After the Arab defeat in the war in 1967, Jordan was provided with large economic aid programs from the oil-producing Arab states. But despite this, the economic development of the country during the 1980’s drastically deteriorated. This led in 1988 to significant social unrest in several Jordanian cities.

In 1989, it became possible for people affiliated with the Muslim Brotherhood to run for office as independent candidates. Throughout the 1990’s, the political system was partially liberalized, and prior to new elections in 1993, amendments to the Electoral Code were passed, making it possible for the first time since 1956 for parties to run in parliamentary elections. At the election, the first woman was elected to parliament. In connection with social unrest in 1996, there were political austerity measures. Tightens were also introduced in 1997 in relation to the country’s media, and the Muslim Brotherhood and its political body, the Islamic Action Front, IAF, together boycotted several other smaller parties this year. After King Hussein’s death in February 1999, his son became Abdallah, who the month before had surprisingly been appointed new crown prince in place of Hussein’s brother Prince Hassan, installed as the country’s new king. In the local elections in July 1999, the IAF participated again and secured influence in all the major cities of the country. Jordanian security forces made arrests of Islamists in both 1999 and 2000, and in 2001 a planned election was postponed.

Throughout the 1990’s, Jordan had paid a high economic price for its cooperation with Iraq. King Hussein managed to get renewed support from the United States when Jordan and Israel signed a peace agreement in 1994. Jordan backed the United States and the West in the war on international terrorism launched after the terrorist attacks on Washington and New York on September 11, 2001, and changes in the constitution paved the way for Jordanian units to participate in the reconstruction of Afghanistan. The king had also succeeded in establishing economically favorable relations with Arab oil states such as Saudi Arabia and Kuwait. In the run-up to the international invasion of Iraq in 2003, Jordan refused to allow attacks on Iraq from its territory. The Jordanian government was under pressure from the renewed Israeli occupation of parts of the West Bank in March-April 2002, which led to large demonstrations throughout the country. The demonstrations, which were also the result of a generally deteriorating economic situation for the poorer section of the population, led in 2002 to several violent clashes in the town of Maan in the southern part of the country. New elections to the Jordanian parliament were held in June 2003. The election was won by independents and parties supporting the king. The opposition parties were elected 24 candidates out of a total of 110. In the November 2007 election, independent and royalist candidates made further progress, and the only real opposition party, the IAF, declined from 17 to six seats. However, international observers questioned whether the election method used actually reflected the political views of the population.

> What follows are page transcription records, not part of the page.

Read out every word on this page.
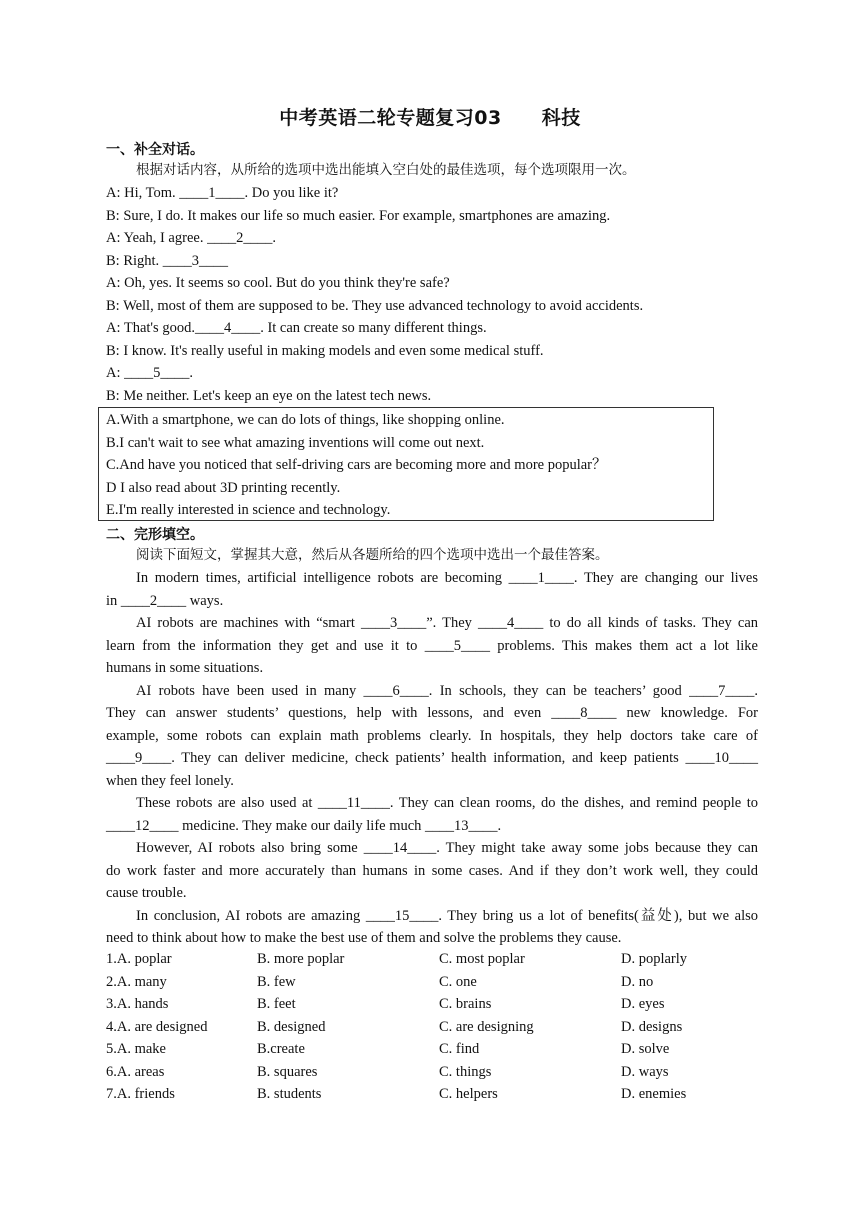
中考英语二轮专题复习03 科技
一、补全对话。
根据对话内容，从所给的选项中选出能填入空白处的最佳选项，每个选项限用一次。
A: Hi, Tom. ____1____. Do you like it?
B: Sure, I do. It makes our life so much easier. For example, smartphones are amazing.
A: Yeah, I agree. ____2____.
B: Right. ____3____
A: Oh, yes. It seems so cool. But do you think they're safe?
B: Well, most of them are supposed to be. They use advanced technology to avoid accidents.
A: That's good.____4____. It can create so many different things.
B: I know. It's really useful in making models and even some medical stuff.
A: ____5____.
B: Me neither. Let's keep an eye on the latest tech news.
A.With a smartphone, we can do lots of things, like shopping online.
B.I can't wait to see what amazing inventions will come out next.
C.And have you noticed that self-driving cars are becoming more and more popular？
D I also read about 3D printing recently.
E.I'm really interested in science and technology.
二、完形填空。
阅读下面短文，掌握其大意，然后从各题所给的四个选项中选出一个最佳答案。
In modern times, artificial intelligence robots are becoming ____1____. They are changing our lives
in ____2____ ways.
AI robots are machines with “smart ____3____”. They ____4____ to do all kinds of tasks. They can
learn from the information they get and use it to ____5____ problems. This makes them act a lot like
humans in some situations.
AI robots have been used in many ____6____. In schools, they can be teachers’ good ____7____.
They can answer students’ questions, help with lessons, and even ____8____ new knowledge. For
example, some robots can explain math problems clearly. In hospitals, they help doctors take care of
____9____. They can deliver medicine, check patients’ health information, and keep patients ____10____
when they feel lonely.
These robots are also used at ____11____. They can clean rooms, do the dishes, and remind people to
____12____ medicine. They make our daily life much ____13____.
However, AI robots also bring some ____14____. They might take away some jobs because they can
do work faster and more accurately than humans in some cases. And if they don’t work well, they could
cause trouble.
In conclusion, AI robots are amazing ____15____. They bring us a lot of benefits(益处), but we also
need to think about how to make the best use of them and solve the problems they cause.
1.A. poplar	B. more poplar	C. most poplar	D. poplarly
2.A. many	B. few	C. one	D. no
3.A. hands	B. feet	C. brains	D. eyes
4.A. are designed	B. designed	C. are designing	D. designs
5.A. make	B.create	C. find	D. solve
6.A. areas	B. squares	C. things	D. ways
7.A. friends	B. students	C. helpers	D. enemies
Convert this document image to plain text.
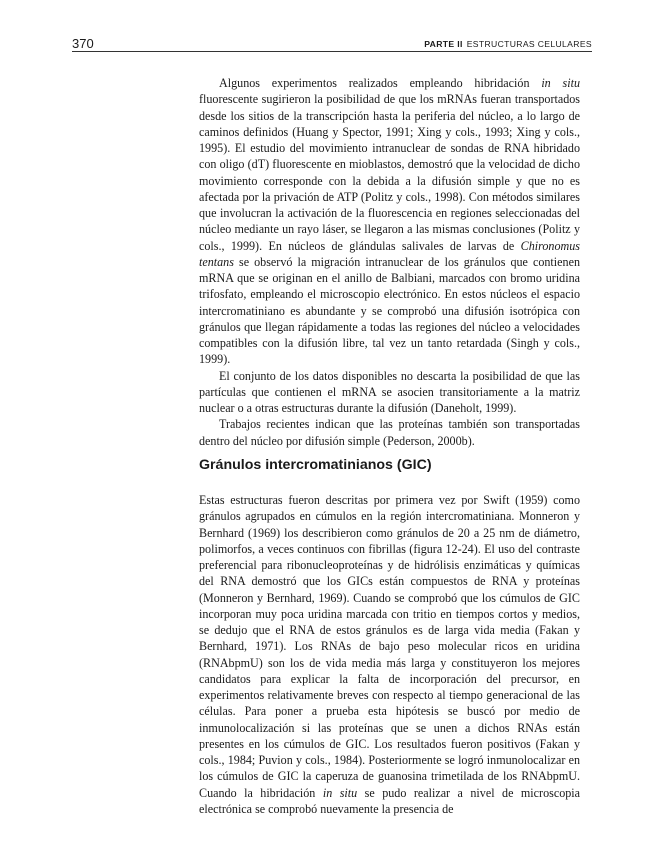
370	PARTE II ESTRUCTURAS CELULARES

Algunos experimentos realizados empleando hibridación in situ fluorescente sugirieron la posibilidad de que los mRNAs fueran transportados desde los sitios de la transcripción hasta la periferia del núcleo, a lo largo de caminos definidos (Huang y Spector, 1991; Xing y cols., 1993; Xing y cols., 1995). El estudio del movimiento intranuclear de sondas de RNA hibridado con oligo (dT) fluorescente en mioblastos, demostró que la velocidad de dicho movimiento corresponde con la debida a la difusión simple y que no es afectada por la privación de ATP (Politz y cols., 1998). Con métodos similares que involucran la activación de la fluorescencia en regiones seleccionadas del núcleo mediante un rayo láser, se llegaron a las mismas conclusiones (Politz y cols., 1999). En núcleos de glándulas salivales de larvas de Chironomus tentans se observó la migración intranuclear de los gránulos que contienen mRNA que se originan en el anillo de Balbiani, marcados con bromo uridina trifosfato, empleando el microscopio electrónico. En estos núcleos el espacio intercromatiniano es abundante y se comprobó una difusión isotrópica con gránulos que llegan rápidamente a todas las regiones del núcleo a velocidades compatibles con la difusión libre, tal vez un tanto retardada (Singh y cols., 1999).

El conjunto de los datos disponibles no descarta la posibilidad de que las partículas que contienen el mRNA se asocien transitoriamente a la matriz nuclear o a otras estructuras durante la difusión (Daneholt, 1999).

Trabajos recientes indican que las proteínas también son transportadas dentro del núcleo por difusión simple (Pederson, 2000b).

Gránulos intercromatinianos (GIC)

Estas estructuras fueron descritas por primera vez por Swift (1959) como gránulos agrupados en cúmulos en la región intercromatiniana. Monneron y Bernhard (1969) los describieron como gránulos de 20 a 25 nm de diámetro, polimorfos, a veces continuos con fibrillas (figura 12-24). El uso del contraste preferencial para ribonucleoproteínas y de hidrólisis enzimáticas y químicas del RNA demostró que los GICs están compuestos de RNA y proteínas (Monneron y Bernhard, 1969). Cuando se comprobó que los cúmulos de GIC incorporan muy poca uridina marcada con tritio en tiempos cortos y medios, se dedujo que el RNA de estos gránulos es de larga vida media (Fakan y Bernhard, 1971). Los RNAs de bajo peso molecular ricos en uridina (RNAbpmU) son los de vida media más larga y constituyeron los mejores candidatos para explicar la falta de incorporación del precursor, en experimentos relativamente breves con respecto al tiempo generacional de las células. Para poner a prueba esta hipótesis se buscó por medio de inmunolocalización si las proteínas que se unen a dichos RNAs están presentes en los cúmulos de GIC. Los resultados fueron positivos (Fakan y cols., 1984; Puvion y cols., 1984). Posteriormente se logró inmunolocalizar en los cúmulos de GIC la caperuza de guanosina trimetilada de los RNAbpmU. Cuando la hibridación in situ se pudo realizar a nivel de microscopia electrónica se comprobó nuevamente la presencia de
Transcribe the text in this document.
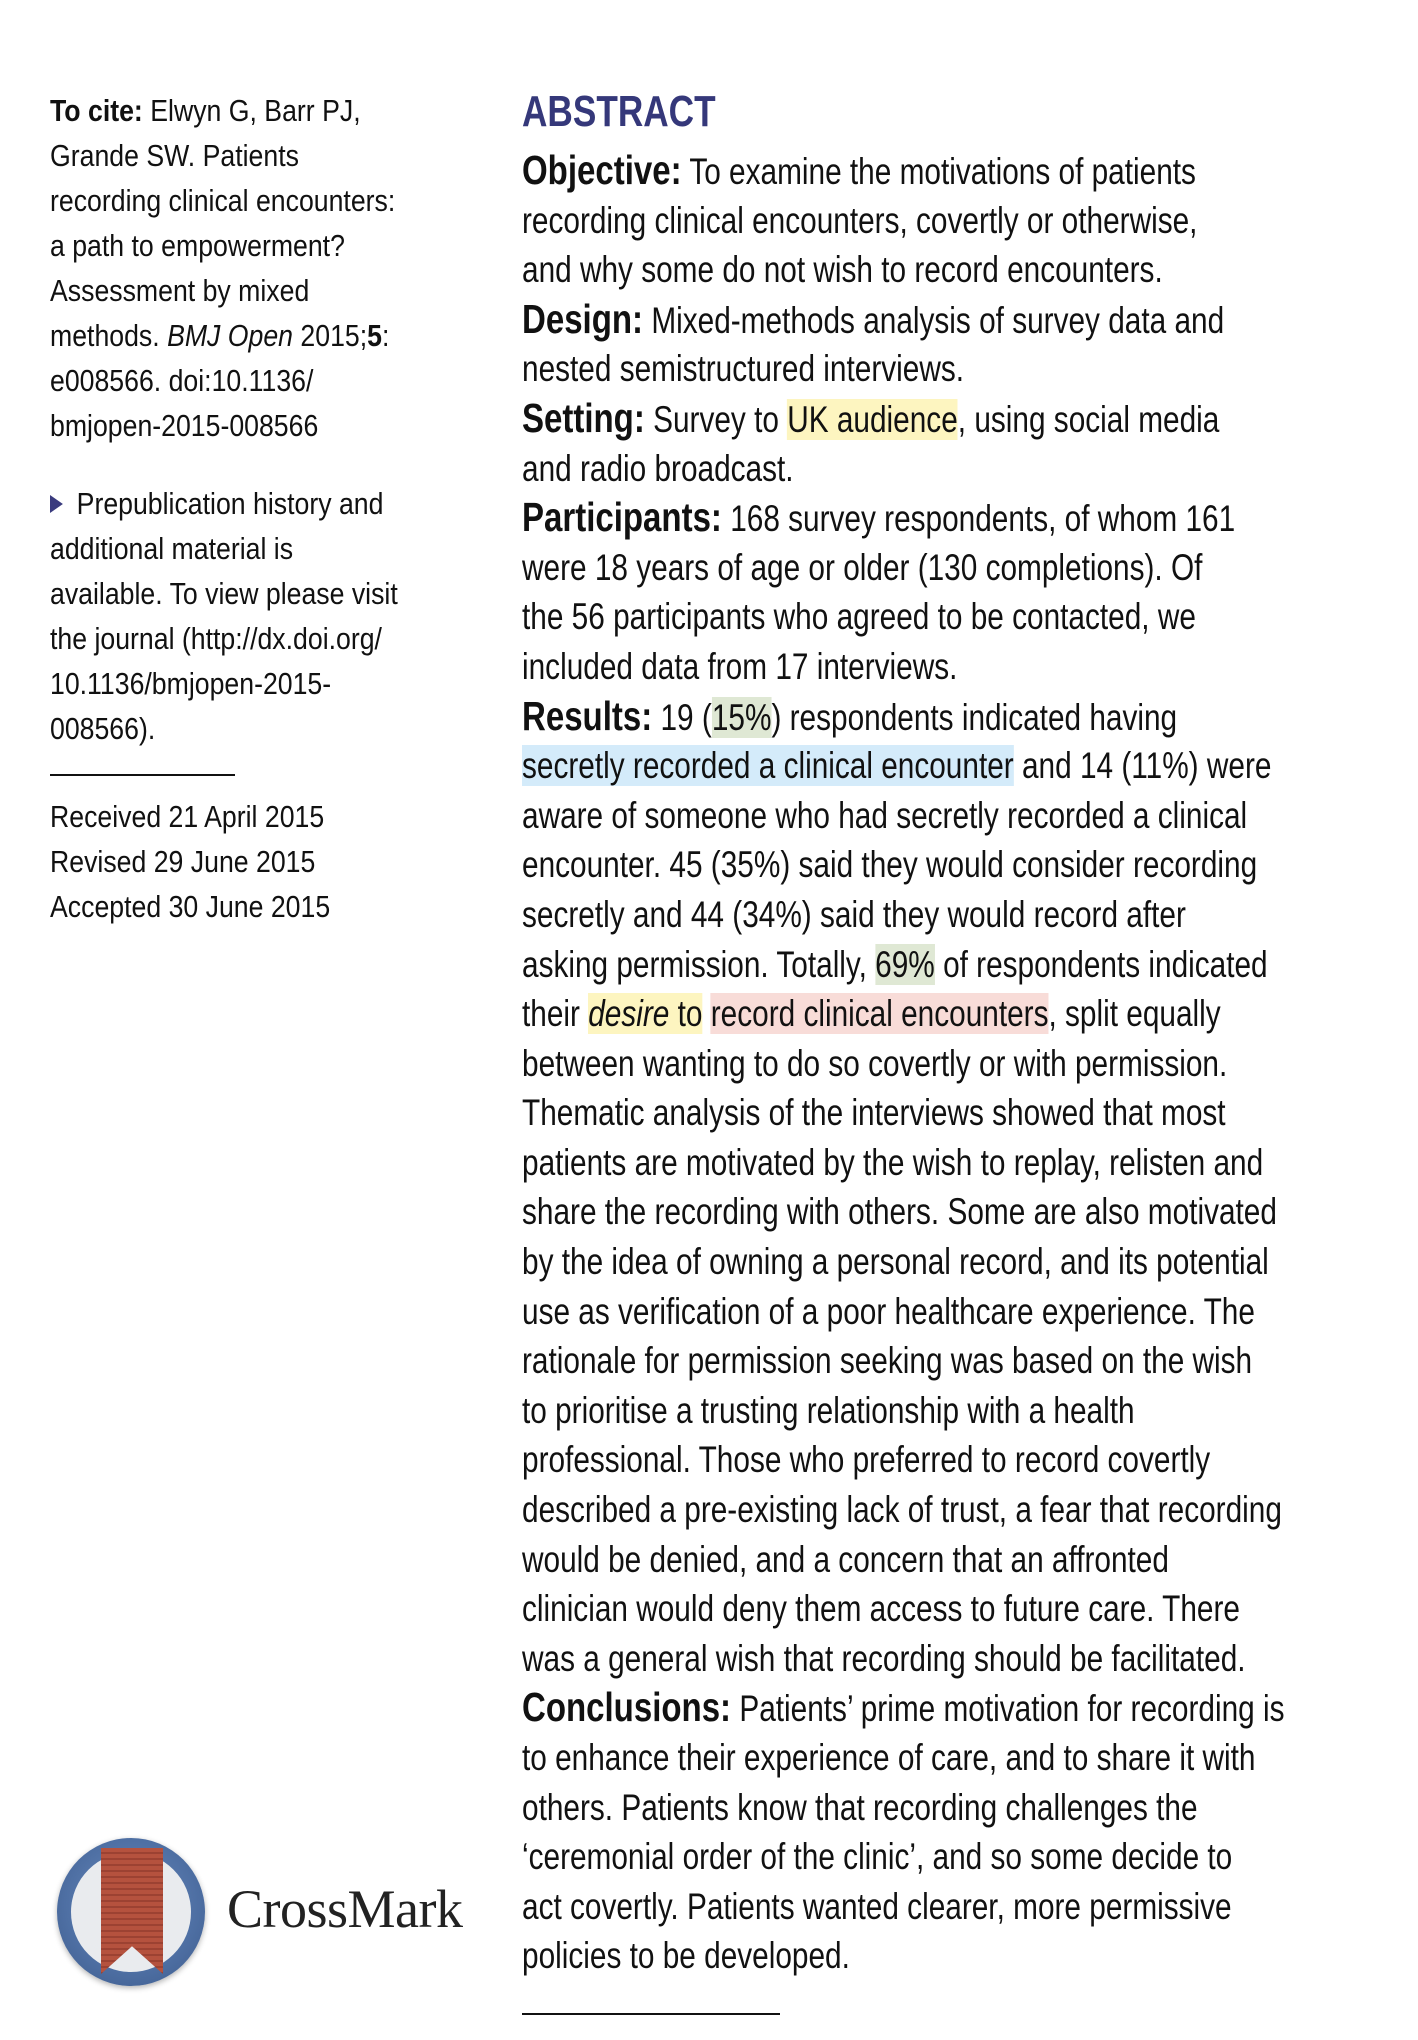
To cite: Elwyn G, Barr PJ,
Grande SW. Patients
recording clinical encounters:
a path to empowerment?
Assessment by mixed
methods. BMJ Open 2015;5:
e008566. doi:10.1136/
bmjopen-2015-008566
Prepublication history and
additional material is
available. To view please visit
the journal (http://dx.doi.org/
10.1136/bmjopen-2015-
008566).
Received 21 April 2015
Revised 29 June 2015
Accepted 30 June 2015
CrossMark
ABSTRACT
Objective: To examine the motivations of patients
recording clinical encounters, covertly or otherwise,
and why some do not wish to record encounters.
Design: Mixed-methods analysis of survey data and
nested semistructured interviews.
Setting: Survey to UK audience, using social media
and radio broadcast.
Participants: 168 survey respondents, of whom 161
were 18 years of age or older (130 completions). Of
the 56 participants who agreed to be contacted, we
included data from 17 interviews.
Results: 19 (15%) respondents indicated having
secretly recorded a clinical encounter and 14 (11%) were
aware of someone who had secretly recorded a clinical
encounter. 45 (35%) said they would consider recording
secretly and 44 (34%) said they would record after
asking permission. Totally, 69% of respondents indicated
their desire to record clinical encounters, split equally
between wanting to do so covertly or with permission.
Thematic analysis of the interviews showed that most
patients are motivated by the wish to replay, relisten and
share the recording with others. Some are also motivated
by the idea of owning a personal record, and its potential
use as verification of a poor healthcare experience. The
rationale for permission seeking was based on the wish
to prioritise a trusting relationship with a health
professional. Those who preferred to record covertly
described a pre-existing lack of trust, a fear that recording
would be denied, and a concern that an affronted
clinician would deny them access to future care. There
was a general wish that recording should be facilitated.
Conclusions: Patients’ prime motivation for recording is
to enhance their experience of care, and to share it with
others. Patients know that recording challenges the
‘ceremonial order of the clinic’, and so some decide to
act covertly. Patients wanted clearer, more permissive
policies to be developed.
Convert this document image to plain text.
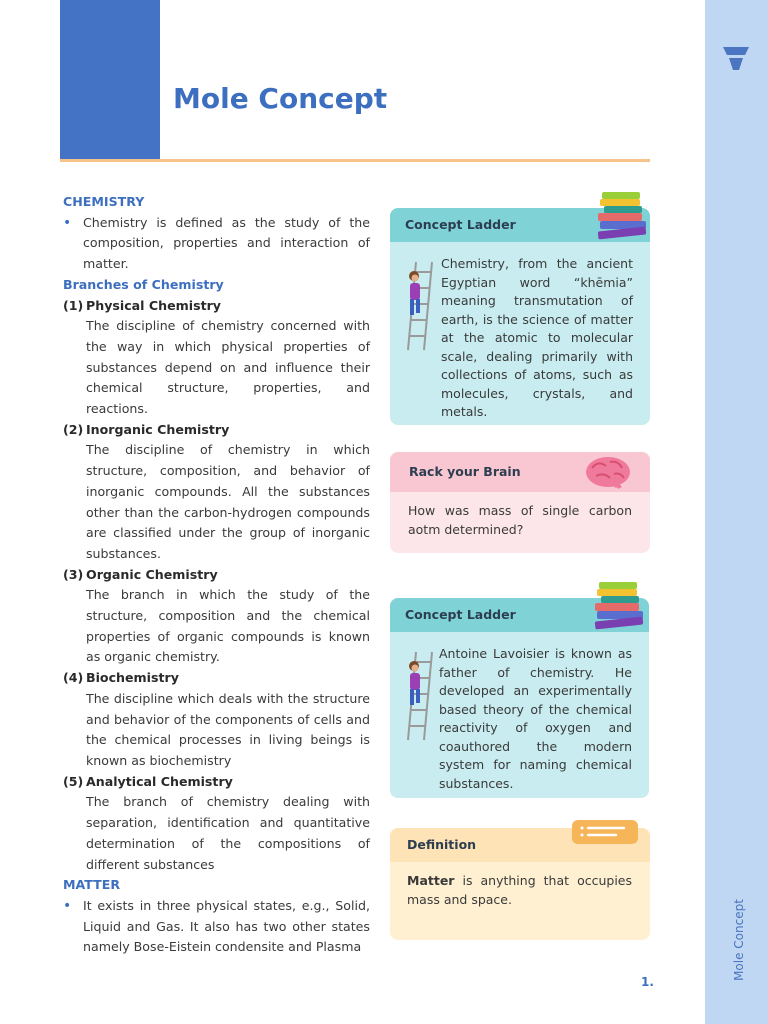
Mole Concept
Mole Concept
CHEMISTRY
• Chemistry is defined as the study of the composition, properties and interaction of matter.
Branches of Chemistry
(1) Physical Chemistry
The discipline of chemistry concerned with the way in which physical properties of substances depend on and influence their chemical structure, properties, and reactions.
(2) Inorganic Chemistry
The discipline of chemistry in which structure, composition, and behavior of inorganic compounds. All the substances other than the carbon-hydrogen compounds are classified under the group of inorganic substances.
(3) Organic Chemistry
The branch in which the study of the structure, composition and the chemical properties of organic compounds is known as organic chemistry.
(4) Biochemistry
The discipline which deals with the structure and behavior of the components of cells and the chemical processes in living beings is known as biochemistry
(5) Analytical Chemistry
The branch of chemistry dealing with separation, identification and quantitative determination of the compositions of different substances
MATTER
• It exists in three physical states, e.g., Solid, Liquid and Gas. It also has two other states namely Bose-Eistein condensite and Plasma
Concept Ladder
Chemistry, from the ancient Egyptian word “khēmia” meaning transmutation of earth, is the science of matter at the atomic to molecular scale, dealing primarily with collections of atoms, such as molecules, crystals, and metals.
Rack your Brain
How was mass of single carbon aotm determined?
Concept Ladder
Antoine Lavoisier is known as father of chemistry. He developed an experimentally based theory of the chemical reactivity of oxygen and coauthored the modern system for naming chemical substances.
Definition
Matter is anything that occupies mass and space.
1.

Since King Abdallah’s ascension to the throne, a number of political reform programs have been launched, the most far-reaching of which is the National Agenda of 2005, which is still referred to in Jordanian politics. However, the al-Qaeda- led bombing of three hotels in Amman (SAS Radisson, Hyatt and Days Inn) on November 9, 2005 – referred to as Jordan’s September 11 – put security and the fight against terrorism at the top of the political agenda, and the political reform process was put in the background.

However, the economic reform process has continued with the winding up of subsidies and a radical privatization, which has resulted in Jordan again in recent years succeeding in attracting much-needed foreign investment. However, the country’s close security policy cooperation with the United States and the peace agreement with Israel make it difficult for the country to balance so that both international and national considerations can be taken into account.